导师站在404号房间的门口。穿着那件洗得发白的白大褂,胸口的口袋里别着两支笔。他的脸是模糊的,像被人用橡皮擦掉了一部分,轮廓还在,五官看不清。但他的声音很清楚。“愚者的路,还没走完。”
方烬想问什么意思,嘴张不开。他想走过去,腿迈不动。导师站在门口看着他,身后的走廊灯光昏暗。导师转身走进了404号房间,门关上了,门牌号上的数字“404”在灯下闪了一下。
方烬惊醒了。窗帘没拉严实,路灯光从缝隙里透进来,在天花板上画出一道细细的白线。他躺了几秒,翻了个身。林薇的手搭过来,放在他胸口上。
“又做梦了?”她的声音很轻,像还没完全醒。
“没事。”方烬把她的手握住,放在被子上面。林薇没有睁眼,手指在他手心里蜷了一下,又松开了。
方烬睡不着了。他轻轻地把手从林薇手里抽出来,下了床。赤脚踩在地板上,凉意从脚底传上来。穿上拖鞋,披上外套,推开了阳台的门。夜风冷,吹得他的头发往一边倒,外套的领口灌着风。他从口袋里摸出烟,抽出一根叼在嘴里,打火机打了两下才点着。火光在风里晃了一下。
他吸了一口,烟在肺里转了一圈,吐出来。
愚者牌还在抽屉里。方烬把玉佩从领口里拿出来看了一眼。月光下,愚者律三个字泛着青白色的光。“愚者的路,还没走完。”导师的声音还在脑子里回响,像山谷里的回声,一遍一遍地荡。愚者牌是什么意思?不是已经结束了吗?反意识场建成了,永生者的意识网络被摧毁了,404档案公开了。导师说的“没走完”是什么?

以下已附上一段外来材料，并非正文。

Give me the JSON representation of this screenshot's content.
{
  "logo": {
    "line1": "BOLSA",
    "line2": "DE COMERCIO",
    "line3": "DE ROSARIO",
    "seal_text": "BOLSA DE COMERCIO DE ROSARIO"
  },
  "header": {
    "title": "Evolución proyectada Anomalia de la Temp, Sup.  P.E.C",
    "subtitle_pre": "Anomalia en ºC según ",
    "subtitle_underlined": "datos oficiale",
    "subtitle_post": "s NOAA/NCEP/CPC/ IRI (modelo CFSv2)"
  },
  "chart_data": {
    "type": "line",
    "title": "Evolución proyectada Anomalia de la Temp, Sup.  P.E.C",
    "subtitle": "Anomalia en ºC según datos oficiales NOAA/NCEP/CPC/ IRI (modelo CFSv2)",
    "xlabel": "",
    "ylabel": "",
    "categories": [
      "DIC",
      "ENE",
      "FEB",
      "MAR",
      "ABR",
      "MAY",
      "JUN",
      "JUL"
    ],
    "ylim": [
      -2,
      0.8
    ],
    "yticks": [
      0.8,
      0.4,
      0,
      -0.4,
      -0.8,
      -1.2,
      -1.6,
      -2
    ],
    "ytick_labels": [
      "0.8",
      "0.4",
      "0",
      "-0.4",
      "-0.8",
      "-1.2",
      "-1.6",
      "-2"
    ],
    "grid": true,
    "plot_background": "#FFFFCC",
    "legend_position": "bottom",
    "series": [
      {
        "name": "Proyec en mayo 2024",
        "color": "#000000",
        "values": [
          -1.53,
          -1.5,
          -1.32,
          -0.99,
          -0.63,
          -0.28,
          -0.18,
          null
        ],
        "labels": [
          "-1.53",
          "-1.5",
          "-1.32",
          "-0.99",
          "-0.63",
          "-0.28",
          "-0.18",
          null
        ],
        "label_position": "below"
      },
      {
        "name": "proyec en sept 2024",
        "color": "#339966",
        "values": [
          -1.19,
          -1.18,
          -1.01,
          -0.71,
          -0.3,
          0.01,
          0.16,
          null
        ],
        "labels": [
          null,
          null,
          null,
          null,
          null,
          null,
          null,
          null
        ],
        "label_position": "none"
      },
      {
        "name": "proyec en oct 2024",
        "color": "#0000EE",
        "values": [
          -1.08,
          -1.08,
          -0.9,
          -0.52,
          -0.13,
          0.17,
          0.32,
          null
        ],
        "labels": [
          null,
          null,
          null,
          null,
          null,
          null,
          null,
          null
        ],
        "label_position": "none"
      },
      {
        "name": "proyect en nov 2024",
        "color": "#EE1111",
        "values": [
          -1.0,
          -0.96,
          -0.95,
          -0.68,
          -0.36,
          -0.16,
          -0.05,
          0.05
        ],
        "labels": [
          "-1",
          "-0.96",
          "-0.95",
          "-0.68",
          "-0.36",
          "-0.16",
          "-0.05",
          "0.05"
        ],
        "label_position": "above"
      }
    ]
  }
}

方烬又吸了一口烟,把烟头掐灭在花盆的泥土里。火星在泥面上暗了一下,灭了。他抬起头,看着夜空。城市的光污染太严重,星星很少,只有几颗很亮的挂在天上,一动不动。他的手伸进口袋,摸到了那把钥匙。钥匙齿已经完全平了,摸上去光滑得像一块被河水冲刷了很久的石头。他把钥匙攥在手心里,手心的温度捂热了金属。
林薇翻了个身,床板响了一下。方烬转过身透过玻璃门看着床上那团隆起的身影,看了几秒。他把钥匙放回口袋,推开阳台的门回了屋。